Firmenich has launched the ingredient, malt Naturome, which is obtained by soft distillation and composed of volatiles from a high quality malt. Malt Naturome’s characteristics include subtle caramel, fermented, sweet and animalic tonalities. It can be used in beverages—including beers—and flavor creation for brown notes.

DRT has introduced Cyclozonal, a fragrance ingredient with an aromatic scent, which includes marine, floral and fruity notes. Additionally, the ingredient balances fragrance compositions to boost notes, such as natural citrus, as a top note. With the characteristic ozonic note, this ingredient brings an oceanic quality, which is in demand for men’s fragrances.

Sigma Aldrich has launched furfuryl mercaptan, natural, 98%, FG (FEMA# 2493, CAS# 98-2-2), a kosher ingredient. Its taste characteristics at less than .01 ppm consist of savory, roasted, meaty, beefy with roasted alliaceous and vegetative notes of corn, sesame and coffee. In addition to these traits, the odor also has an eggy characteristic. This ingredient is mostly used for roasted coffee, roasted beef, soup and gravy applications.

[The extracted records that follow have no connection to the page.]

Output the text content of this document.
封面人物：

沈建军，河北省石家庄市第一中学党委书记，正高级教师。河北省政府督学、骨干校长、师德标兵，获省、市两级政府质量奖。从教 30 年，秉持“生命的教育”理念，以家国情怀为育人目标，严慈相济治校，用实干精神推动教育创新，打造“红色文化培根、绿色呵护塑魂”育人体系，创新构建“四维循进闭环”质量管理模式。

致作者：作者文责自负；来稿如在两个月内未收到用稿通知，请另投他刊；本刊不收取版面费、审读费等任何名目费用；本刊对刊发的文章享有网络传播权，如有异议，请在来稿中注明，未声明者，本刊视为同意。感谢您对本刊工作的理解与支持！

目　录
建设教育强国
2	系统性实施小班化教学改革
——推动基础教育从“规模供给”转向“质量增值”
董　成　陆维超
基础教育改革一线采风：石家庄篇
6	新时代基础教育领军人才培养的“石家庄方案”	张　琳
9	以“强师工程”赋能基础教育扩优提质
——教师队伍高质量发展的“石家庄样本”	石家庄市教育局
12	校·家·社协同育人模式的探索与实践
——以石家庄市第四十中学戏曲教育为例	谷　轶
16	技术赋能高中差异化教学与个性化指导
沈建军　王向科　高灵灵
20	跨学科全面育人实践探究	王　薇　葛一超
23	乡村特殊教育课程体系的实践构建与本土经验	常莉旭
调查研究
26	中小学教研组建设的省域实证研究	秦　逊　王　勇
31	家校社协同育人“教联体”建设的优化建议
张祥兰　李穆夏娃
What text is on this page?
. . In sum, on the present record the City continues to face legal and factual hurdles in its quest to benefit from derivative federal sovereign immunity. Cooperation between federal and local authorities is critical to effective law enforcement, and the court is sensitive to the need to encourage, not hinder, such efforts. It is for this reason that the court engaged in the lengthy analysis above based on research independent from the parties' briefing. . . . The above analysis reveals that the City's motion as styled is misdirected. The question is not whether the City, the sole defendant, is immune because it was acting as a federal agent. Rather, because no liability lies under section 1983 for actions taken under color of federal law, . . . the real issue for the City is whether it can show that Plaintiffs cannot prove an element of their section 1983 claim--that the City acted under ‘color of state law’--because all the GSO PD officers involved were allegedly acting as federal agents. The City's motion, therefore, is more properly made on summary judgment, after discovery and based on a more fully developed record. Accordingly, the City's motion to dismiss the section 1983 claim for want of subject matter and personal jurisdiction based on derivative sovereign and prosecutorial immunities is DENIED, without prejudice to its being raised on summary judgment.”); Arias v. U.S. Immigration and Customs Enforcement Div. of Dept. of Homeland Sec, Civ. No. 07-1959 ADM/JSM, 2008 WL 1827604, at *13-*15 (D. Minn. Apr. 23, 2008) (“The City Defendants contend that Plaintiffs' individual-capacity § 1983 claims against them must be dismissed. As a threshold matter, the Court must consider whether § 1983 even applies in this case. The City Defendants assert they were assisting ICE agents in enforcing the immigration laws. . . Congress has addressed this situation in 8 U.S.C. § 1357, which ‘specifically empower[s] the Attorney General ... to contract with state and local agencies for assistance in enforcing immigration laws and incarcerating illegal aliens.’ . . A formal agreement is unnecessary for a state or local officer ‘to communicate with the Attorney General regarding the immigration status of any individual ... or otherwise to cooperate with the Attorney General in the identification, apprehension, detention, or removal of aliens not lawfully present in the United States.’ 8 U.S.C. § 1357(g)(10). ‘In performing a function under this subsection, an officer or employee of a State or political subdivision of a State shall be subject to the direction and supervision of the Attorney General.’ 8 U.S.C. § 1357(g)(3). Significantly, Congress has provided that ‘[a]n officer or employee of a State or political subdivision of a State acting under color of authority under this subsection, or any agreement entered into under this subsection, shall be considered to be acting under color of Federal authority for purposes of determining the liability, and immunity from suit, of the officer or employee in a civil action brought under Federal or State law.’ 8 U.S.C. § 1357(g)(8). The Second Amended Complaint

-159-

The company also introduced kosher ingredient, 2-heptanone, natural, 98%, FG (FEMA# 2544, CAS# 110-43-0). At 1-2 ppm, the taste characteristics consist of blue cheese, ketonic, creamy and dairy waxy, whereas at 2 ppm, the characteristic evolves to be slightly more coconut. The odor characteristics consist of a slight fruity nuance reminiscent of unripe banana and pear. This ingredient is mostly used in blue cheese and other dairy flavors such as sour cream, cream, milk and cheddar cheese. It is also used in apple and coconut flavors, among other fruits.

Natural Advantage has launched kosher, non-GMO and natural thialdine (FEMA# 4018), also known as Trimethyldihydrodithiazine. Used in savory and meat flavors, thialdine occurs naturally in cooked beef. It is used in savory and meat flavors. It has an aroma and taste of roasted meat, popcorn, or shrimp dependant upon use levels. Use levels for this ingredient are at 0.5 to 2.5 ppm.

Another kosher ingredient Natural Advantage offers is trimethylamine (FEMA# 3241, CAS# 75-50-3). Trimethylamine occurs naturally in beer, cocoa and fish, where it gives a fishy taste and odor. Additionally, the ingredient is used in seafood and pork. Natural trimethylamine can be used in fruit flavors at low levels to impart a pulpy flesh impression. The ingredient is available in water soluble and oil soluble variants. Low odor characteristics are at at 25%. Trimethylamine is used at 0.001 ppm to 0.1 ppm as consumed.